Qatar’s Islamic finance sector to get central regulation
The Islamic finance sector in Qatar is moving towards a higher level: Efforts are underway to standardise and centralise the regulations for entire Islamic banking and finance industry in order to align the sector with the best global practices.
This is the core of the recent initiative of the Qatar Central Bank (QCB) to adopt central supervision for the sector, following the examples of countries such as Malaysia and Indonesia and others in the Gulf Co-operation Council in order to harmonise Shariahcompliant banking products and
financial services.
The QCB — according to its Financial Stability Review for 2018 — said that measures were in place to establish a centralised Shariah supervisory body and create Shariah standards to govern Islamic banking products and transactions. This would end the practice of Qatari Islamic banks of self-governing by individual Shariah boards and also help overcome controversies over some non-standard financial product structures.

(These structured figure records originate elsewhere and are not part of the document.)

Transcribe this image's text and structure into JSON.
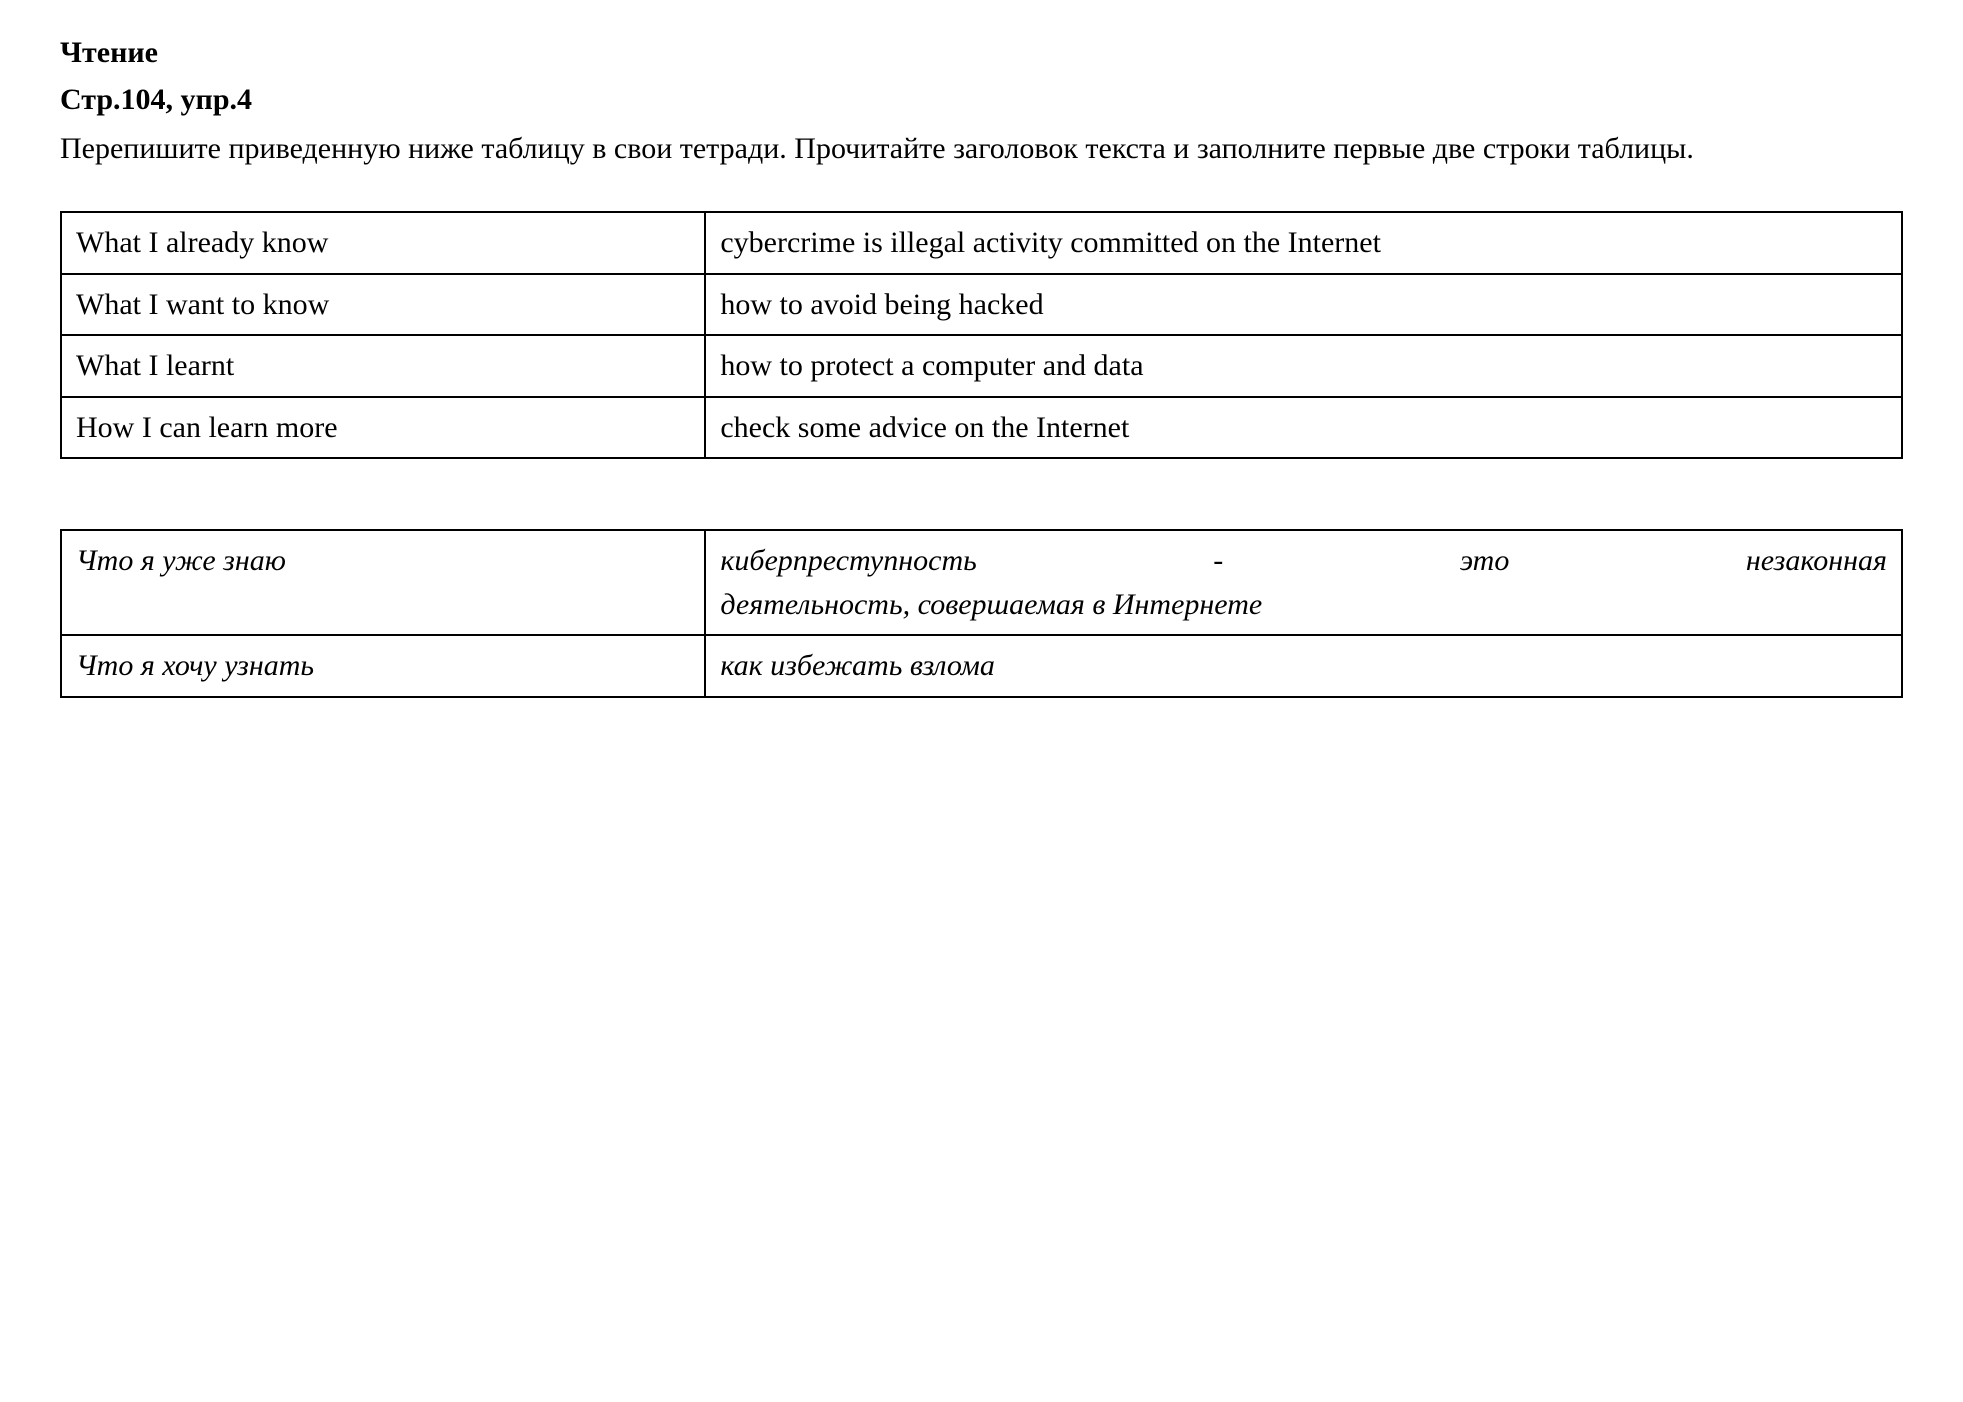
{
  "heading": "Чтение",
  "subheading": "Стр.104, упр.4",
  "description": "Перепишите приведенную ниже таблицу в свои тетради. Прочитайте заголовок текста и заполните первые две строки таблицы.",
  "table1": {
    "rows": [
      {
        "left": "What I already know",
        "right": "cybercrime is illegal activity committed on the Internet"
      },
      {
        "left": "What I want to know",
        "right": "how to avoid being hacked"
      },
      {
        "left": "What I learnt",
        "right": "how to protect a computer and data"
      },
      {
        "left": "How I can learn more",
        "right": "check some advice on the Internet"
      }
    ]
  },
  "table2": {
    "rows": [
      {
        "left": "Что я уже знаю",
        "right_line1": "киберпреступность - это незаконная",
        "right_line2": "деятельность, совершаемая в Интернете"
      },
      {
        "left": "Что я хочу узнать",
        "right": "как избежать взлома"
      }
    ]
  },
  "styling": {
    "font_family": "Times New Roman",
    "base_fontsize": 30,
    "heading_weight": "bold",
    "text_color": "#000000",
    "background_color": "#ffffff",
    "border_color": "#000000",
    "border_width": 2,
    "col_left_width_pct": 35,
    "col_right_width_pct": 65,
    "table_spacing": 70,
    "cell_padding_v": 8,
    "cell_padding_h": 14,
    "table2_style": "italic"
  }
}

Further details are still to be announced, especially the date of the launch of such a centralised supervisory body, and how it will operate. This is of importance particularly for international financial institutions seeking to do Shariah-compliant business with Qatari banks and financial institutions.
The move by the QCB comes at a time when newest figures on the Islamic banking and finance industry have been released by the Malaysia-based Islamic Financial Services Board (IFSB), an international organisation promoting the Islamic banking and financial services industry.